Why he’s here — I love Tank Bigsby, and I don’t care who knows it. As a true freshman playing exclusively against All-SEC competition with a team who couldn’t throw the ball particularly well, Bigsby was a revelation. Before he had that awkward landing against Tennessee, he was PFF’s No. 3 running back in FBS. Bigsby doesn’t have the cumulative stats because in the first part of the year, Chad Morris didn’t recognize his brilliance until Week 3 and he was hobbled for a couple weeks post-Tennessee injury. But in 5 games with 15-plus carries, he averaged 130 rushing yards. Not bad at all.

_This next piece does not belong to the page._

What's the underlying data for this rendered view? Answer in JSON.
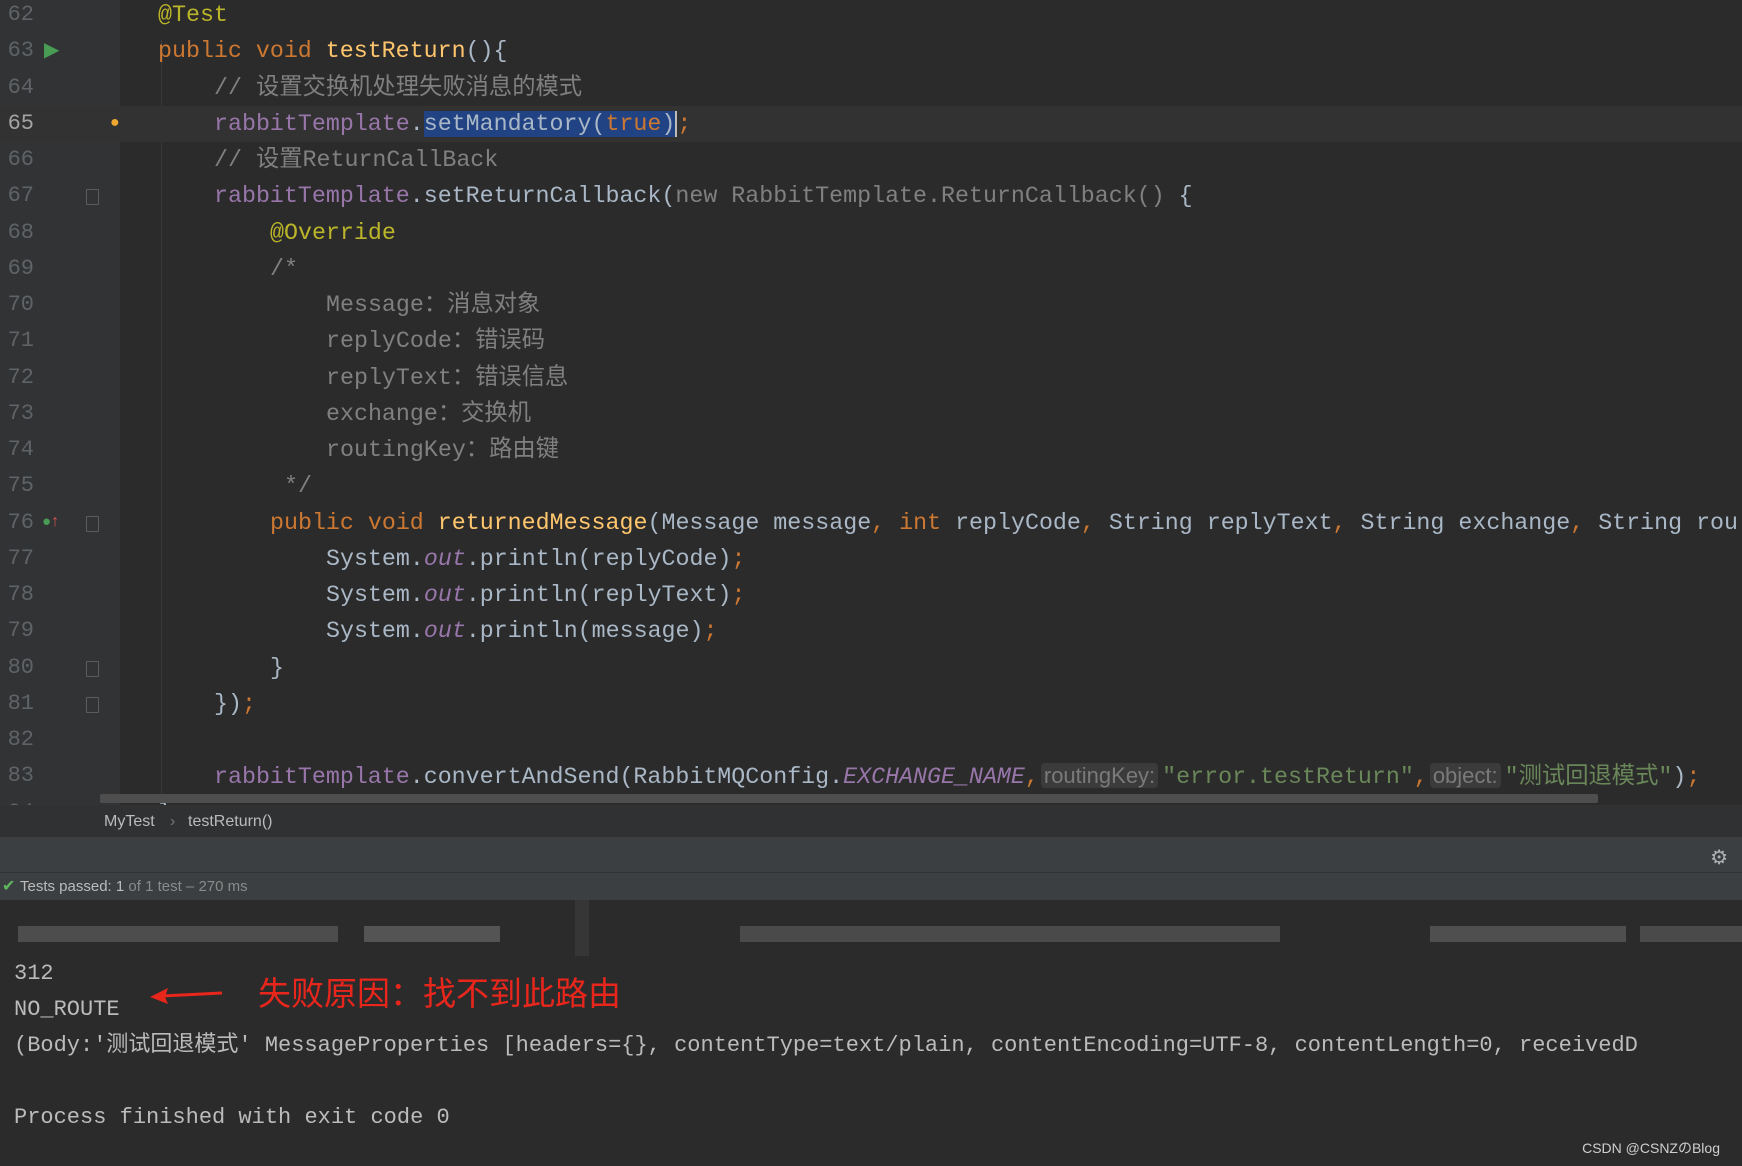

His ability to break tackles (PFF had him with the No. 5 broken tackle rate in FBS) and get to the second level will make him a force, regardless of how successful Mike Bobo’s system is in Year 1. This comes down to something pretty simple. If you could start your SEC team with any offensive player, who would it be? For me, it’s Bigsby.

1. Derek Stingley, Jr, LSU CB

Why he’s here — Even though 2020 was a bit of a lost year for Stingley, the guy still turned in one of the best seasons we’ve ever seen from a college football defensive back in 2019. That gives him the benefit of the doubt in my book. Besides, DeVonta Smith is gone now. Relax, LSU fans. Just joking. Teams didn’t throw on Stingley much last year. He only saw 30 targets in his 7 games of action. That number should increase with the aforementioned Ricks now established as an elite corner himself. Stingley was so good in 2019 that he still has PFF’s highest coverage grade (91.3) and interceptions (4) in single coverage over the past 2 years.

This ranking would be justified even if I knew Stingley wouldn’t get an offensive snap. His ball skills, his instincts and his understanding of the game could make him as good as any player in college football in 2021.